Friday, October 31, 2008

Happy Halloween!

Hello to all of you parents who are reading this. I want to try to put your minds at ease before you go rummaging through your children's candy or even worse bothering to have it x-rayed. There is only 1 reliable, traceable Halloween candy death in the country and it wasn't from a stranger. "Timothy O'Bryan of Houston, Texas actually did die in 1974 after eating a Pixie Stick laced with cyanide on Halloween night. Which is true, but the kicker is that investigators determined that the candy was poisoned by O'Bryan's own father, who, unbelievable as it seems, hoped to collect on a life insurance policy he had taken out on his son." This is according to Newsweek. (and yes I double checked it with snopes just to be sure)
Now when people are confronted with a news article confronting the whole Halloween candy hoax they post things like this. "When I was a child in the late 60's and early 70's there were many instances in my home town of Battle Creek, Michigan, where strangers had embedded needles, razor blades and broken glass in fruit that was given away on Halloween. There were even more cases of people injecting soft candies with LSD, Heroin and Hash Hish.
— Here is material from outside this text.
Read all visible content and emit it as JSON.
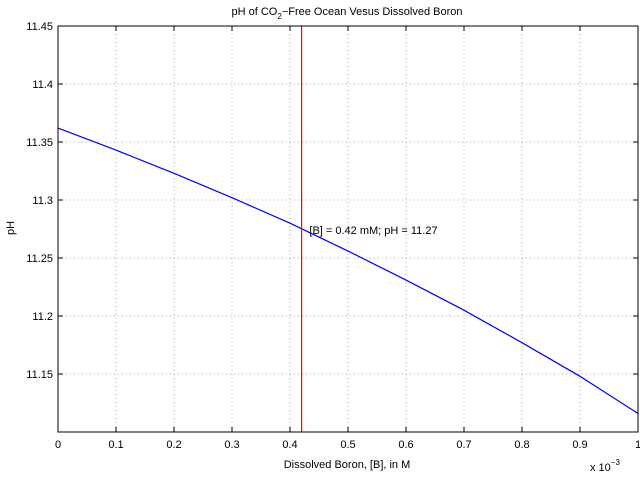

Kids I knew personally were victims of this insanity. That is when hospitals in Michigan began offering to x-ray Halloween candy" (just to let you all know, I do not correct the spelling of the people I quote, I want you to see them in their full and brilliant glory) I like this post, it tries to be credible with a place and approximate time, and it goes the extra step of adding drugs into the candy. However all they mention is the glass and drugs as the reason for doing x-rays on candy, but neither of those show up on and x-ray so we know this person isn't that bright.
I do however like this Dr who was interviewed by a San Francisco newspaper when asked how to avoid tainted candy "You need to look through all the candy before the kids eat any of it. If it has any Chinese lettering on it, toss it." Notice he says nothing about if they got candy from strangers or looking for sharp objects, just Chinese writing.
So all of you let your children eat their candy and get a good sugar buzz going. Know that the candy is safe as long as it isn't Chinese. And Have a Happy Halloween

1 comment:

Anonymous said...

Hmmmm...do you think that my kid will catch on if I tell her that all Snickers bars are Chinese?